= Ingeborg Frederiksen =

Danish botanical illustrator

Ingeborg Dorthea Frederiksen (9 May 1886 – 29 December 1976) was a Danish painter and botanical illustrator who is remembered for her accurate depictions of flora and fauna in Denmark and Greenland. She painted watercolours of Danish birds and flowers and published drawings of the country's principal trees. For a lengthy period, she provided assistance with the ornithological collections at the Danish Zoological Museum. In 1957, she illustrated Grøonlands Flora.

==Biography==
Born in the village of Fangel, Odense Municipality, on the Danish island of Funen, Ingeborg Dorthea Frederiksen was the daughter of the carpenter Henrik Frederiksen and his wife Catherine Marie née Caspersen.

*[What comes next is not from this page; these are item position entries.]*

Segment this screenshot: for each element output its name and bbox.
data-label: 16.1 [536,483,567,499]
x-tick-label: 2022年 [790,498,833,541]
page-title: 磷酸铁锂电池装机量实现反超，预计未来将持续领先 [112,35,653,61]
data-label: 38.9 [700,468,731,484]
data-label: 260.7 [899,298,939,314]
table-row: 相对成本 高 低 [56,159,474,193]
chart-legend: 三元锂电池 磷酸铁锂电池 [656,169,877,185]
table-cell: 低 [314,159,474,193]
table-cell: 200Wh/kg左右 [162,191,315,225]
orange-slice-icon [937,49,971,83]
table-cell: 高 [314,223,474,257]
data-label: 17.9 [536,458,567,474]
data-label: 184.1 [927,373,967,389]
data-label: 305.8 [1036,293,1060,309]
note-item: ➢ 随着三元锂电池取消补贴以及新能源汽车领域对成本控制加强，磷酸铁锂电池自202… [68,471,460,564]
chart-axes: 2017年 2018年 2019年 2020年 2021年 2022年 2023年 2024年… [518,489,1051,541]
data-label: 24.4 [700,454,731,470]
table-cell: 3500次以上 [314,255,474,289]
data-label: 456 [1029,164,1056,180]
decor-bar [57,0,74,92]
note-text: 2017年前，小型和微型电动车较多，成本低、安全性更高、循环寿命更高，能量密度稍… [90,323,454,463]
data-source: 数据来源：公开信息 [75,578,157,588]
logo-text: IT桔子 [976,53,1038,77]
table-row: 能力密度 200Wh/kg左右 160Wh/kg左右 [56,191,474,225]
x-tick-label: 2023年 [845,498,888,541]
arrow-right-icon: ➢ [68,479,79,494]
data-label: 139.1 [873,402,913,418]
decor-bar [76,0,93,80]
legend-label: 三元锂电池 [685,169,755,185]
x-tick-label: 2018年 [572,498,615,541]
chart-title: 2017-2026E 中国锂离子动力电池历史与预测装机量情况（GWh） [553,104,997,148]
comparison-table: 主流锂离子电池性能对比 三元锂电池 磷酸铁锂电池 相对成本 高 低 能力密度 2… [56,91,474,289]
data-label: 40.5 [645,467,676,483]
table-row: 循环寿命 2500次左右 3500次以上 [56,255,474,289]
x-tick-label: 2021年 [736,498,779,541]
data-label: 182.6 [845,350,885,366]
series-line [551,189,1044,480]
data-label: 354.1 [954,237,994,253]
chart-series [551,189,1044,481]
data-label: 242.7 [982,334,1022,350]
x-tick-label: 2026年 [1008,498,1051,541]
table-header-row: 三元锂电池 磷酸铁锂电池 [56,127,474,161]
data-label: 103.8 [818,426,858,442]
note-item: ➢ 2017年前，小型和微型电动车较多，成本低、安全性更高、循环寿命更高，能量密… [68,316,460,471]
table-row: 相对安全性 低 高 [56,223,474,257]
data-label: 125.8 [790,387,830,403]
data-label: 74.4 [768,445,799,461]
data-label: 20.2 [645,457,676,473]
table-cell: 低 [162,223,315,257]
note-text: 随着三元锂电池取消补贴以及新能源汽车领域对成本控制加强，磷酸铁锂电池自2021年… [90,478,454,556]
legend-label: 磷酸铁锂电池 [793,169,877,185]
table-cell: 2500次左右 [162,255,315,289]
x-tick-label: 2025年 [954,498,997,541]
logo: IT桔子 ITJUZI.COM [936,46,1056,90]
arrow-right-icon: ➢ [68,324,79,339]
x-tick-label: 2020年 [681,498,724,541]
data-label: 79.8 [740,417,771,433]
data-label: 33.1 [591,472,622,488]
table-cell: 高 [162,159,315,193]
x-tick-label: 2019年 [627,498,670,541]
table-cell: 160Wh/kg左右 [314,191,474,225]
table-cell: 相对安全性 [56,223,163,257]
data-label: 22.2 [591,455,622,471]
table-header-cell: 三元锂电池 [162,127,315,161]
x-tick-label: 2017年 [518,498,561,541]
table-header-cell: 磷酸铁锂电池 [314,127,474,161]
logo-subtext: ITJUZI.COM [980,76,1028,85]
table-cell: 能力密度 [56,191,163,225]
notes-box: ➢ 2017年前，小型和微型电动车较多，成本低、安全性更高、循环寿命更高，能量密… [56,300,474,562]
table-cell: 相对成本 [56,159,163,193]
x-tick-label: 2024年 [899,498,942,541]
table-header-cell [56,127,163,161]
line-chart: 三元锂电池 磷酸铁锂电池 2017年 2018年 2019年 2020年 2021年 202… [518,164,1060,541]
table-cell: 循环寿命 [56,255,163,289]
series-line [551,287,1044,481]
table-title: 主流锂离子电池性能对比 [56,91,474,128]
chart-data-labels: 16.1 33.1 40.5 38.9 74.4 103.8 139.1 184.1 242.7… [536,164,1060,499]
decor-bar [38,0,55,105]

After training in draftsmanship and engraving at the Tegne- og Kunstindustriskolen for Kvinder, she attended the Royal Danish Academy of Fine Arts from 1908 where she studied under Laurits Tuxen and Valdemar Irminger, graduating in 1913.

While still a student, from 1906 for reasons of health she spent over a year on the Faroe Islands in the home of one of her sisters, returning for the summers of 1909, 1911 and 1913. Several of the works she created there, together with those from her visits to Iceland (1911, 1913, 1921) were shown at the commemorative exhibition arranged by the Danish Ornithological Society in connection with her 90th birthday. From arouhd 1920, Frederiksen worked as a porcelain decorator. In the mid-1920s, recuperating from the effects of a serious illness, she spent an extended period at the Nakkebøllefjord Sanatorium where the director, Otto Helms, was planning books on Danish birds. When she was in her mid-30s, the two embarked on fruitful collaboration which led to Frederiksen's full commitment to flora and fauna. In order to make ends meet during the 1930s, she found employment at the Danish Zoological Museum where she helped with the ornithological collections.

Frederiksen became increasingly popular as an illustrator, working for a wide variety of botanical institutes and related bodies. One of her finest sets of bird illustrations was published in 1952 in Poul Jespersen's Danske Fugle, sjæædnere Arter. The illustrations she included in Grønlands Flora (1957) received positive reviews. Her detailed drawings of trees were published in 1965 in Dansk Dendrologisk Årsskrift.

Ingeborg Frederiksen died in Copenhagen on 29 December 1976.